Il aurait pu se contenter de briller dans le répertoire classique occidental. Mais en mêlant airs d’opéra, chefs-d’œuvre du patrimoine arabe et compositions personnelles dans une même symphonie, ce ténor tunisien réaffirme sa volonté : chanter haut et fort son identité. À l’occasion de ce concert exceptionnel rassemblant 130 artistes sur scène, il revient sur ce projet audacieux, qui conjugue maturité artistique, ouverture culturelle et ambition internationale. Entretien avec une voix qui porte bien au-delà des frontières.
La Presse — Est-ce qu’on peut considérer ce concert comme un challenge ?
C’est plutôt le début d’un nouveau projet qui marque une maturité artistique et un cumul d’expériences. Avant, je faisais de la musique pour le plaisir. Depuis 2024, je me suis rendu compte de ma véritable vocation. Je suis chanteur d’opéra, ténor, mais avant tout Tunisien et Arabe. J’ai donc voulu créer un contenu qui correspond à mon identité.
C’est de là que l’idée de ce concert est partie. J’ai voulu que ce projet ait une grande ampleur dès son lancement. Nous avons donc réuni 130 artistes sur scène. Et j’ai tenu à être le ténor tunisien qui chante en italien, en français, en anglais, en espagnol..mais aussi les airs tunisiens et arabes célèbres.
Vous n’avez pas l’habitude de chanter un répertoire aussi varié. Qu’est-ce que cette nouvelle expérience apporte à votre parcours ?
Je suis connu en tant que chanteur d’opéra. Je voulais donc un concept qui ne s’écarte pas de la musique classique. Mais le public ne sait pas que plein de chansons arabes peuvent être interprétées avec un arrangement et un orchestre symphonique. La musique de Omar Khairat par exemple qui a été jouée dans ce concert et les chansons de Abdelhalim Hafedh ont été présentées ailleurs en version symphonique.
J’ai appliqué le même principe pour «Lamouni Elli Gharou Menni» et sur mes propres chansons. Ça a donné un rendu final inédit, entre la vivacité du rythme et la version symphonique. Toute expérience qui rentre dans le cadre de l’opéra, de la musique de haut de niveau me tente et ces créations sont toujours les bienvenues dans mon parcours.
De plus, cette touche symphonique nous permet d’exporter la musique tunisienne et de la présenter partout dans le monde. C’est ce que je compte faire prochainement. Toute chanson que vous pouvez imaginer peut être remodelée dans ce sens, ce qui nous aidera à mettre en valeur notre musique de plus en plus. Je pense notamment au malouf, à des titres de Hedi Jouini… avec du oud au sein de l’orchestre.

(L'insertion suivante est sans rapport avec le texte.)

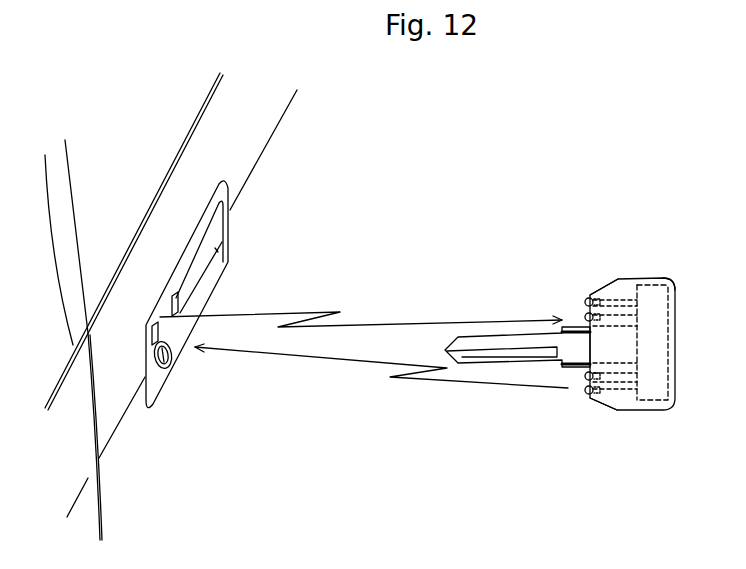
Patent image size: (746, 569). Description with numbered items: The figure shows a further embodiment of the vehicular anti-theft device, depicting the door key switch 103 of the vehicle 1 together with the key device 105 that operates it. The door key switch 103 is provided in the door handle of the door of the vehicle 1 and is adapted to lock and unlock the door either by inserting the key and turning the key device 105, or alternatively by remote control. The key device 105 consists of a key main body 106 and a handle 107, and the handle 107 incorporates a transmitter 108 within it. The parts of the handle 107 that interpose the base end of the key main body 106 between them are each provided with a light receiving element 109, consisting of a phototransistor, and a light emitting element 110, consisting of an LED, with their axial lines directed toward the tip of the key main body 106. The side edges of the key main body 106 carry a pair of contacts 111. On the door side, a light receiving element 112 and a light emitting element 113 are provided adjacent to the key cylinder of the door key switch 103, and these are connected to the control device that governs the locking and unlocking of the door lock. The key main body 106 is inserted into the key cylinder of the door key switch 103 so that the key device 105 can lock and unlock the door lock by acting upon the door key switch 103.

The vehicle 1 is at (310, 198).
The door key switch 103 is at (187, 370).
The key device 105 is at (626, 329).
The key main body 106 is at (501, 333).
The handle 107 is at (693, 276).
The transmitter 108 is at (667, 344).
The light receiving element 109 is at (587, 380).
The light emitting element 110 is at (592, 292).
The contacts 111 is at (577, 322).
The light receiving element 112 is at (154, 342).
The light emitting element 113 is at (170, 300).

Beethoven disait «Si tu veux être international, chante ton pays».
Est-ce que vous avez de nouveaux projets en rapport avec vos propres compositions ?
En fait, le contenu de ce concert est envisagé selon un modèle international, le même pour Boccelli, Pavarotti et les plus grands noms de l’opéra. Ils démarrent toujours les spectacles avec les reprises. Ils font au début des extraits d’opéras, puis des chansons italiennes classiques célèbres et laissent leur propre répertoire vers la fin. Nous avons donc tenu à suivre ce modèle qui allie des genres de musique différents, entre reprises et créations.
La différence, c’est que mes chansons sont bien plus rythmées que le reste du contenu, mais pourquoi ne pas mélanger les rythmes aussi ? Symphonique n’est pas synonyme de snob. C’est une musique élégante, de haut niveau et qui procure du plaisir.
Comment évaluez-vous la réaction du public ce soir ?
C’est franchement au-dessus de mes attentes. Il y a des moments pour «Tayer» où j’étais particulièrement touché par cette symbiose, cette énergie et cette ferveur. Certains m’ont même demandé les prochaines dates où on rejoue ce même spectacle.
Vous avez annoncé des projets à l’étranger. Est-ce que vous pouvez nous en dire plus ?
J’ai une série de spectacles prévus prochainement en France et en Angleterre. Un autre programme se prépare pour l’Autriche. Des négociations sont en cours pour des scènes de renommée. Je ne veux plus me contenter de chanter dans leurs langues. Je veux chanter notre langue et notre patrimoine.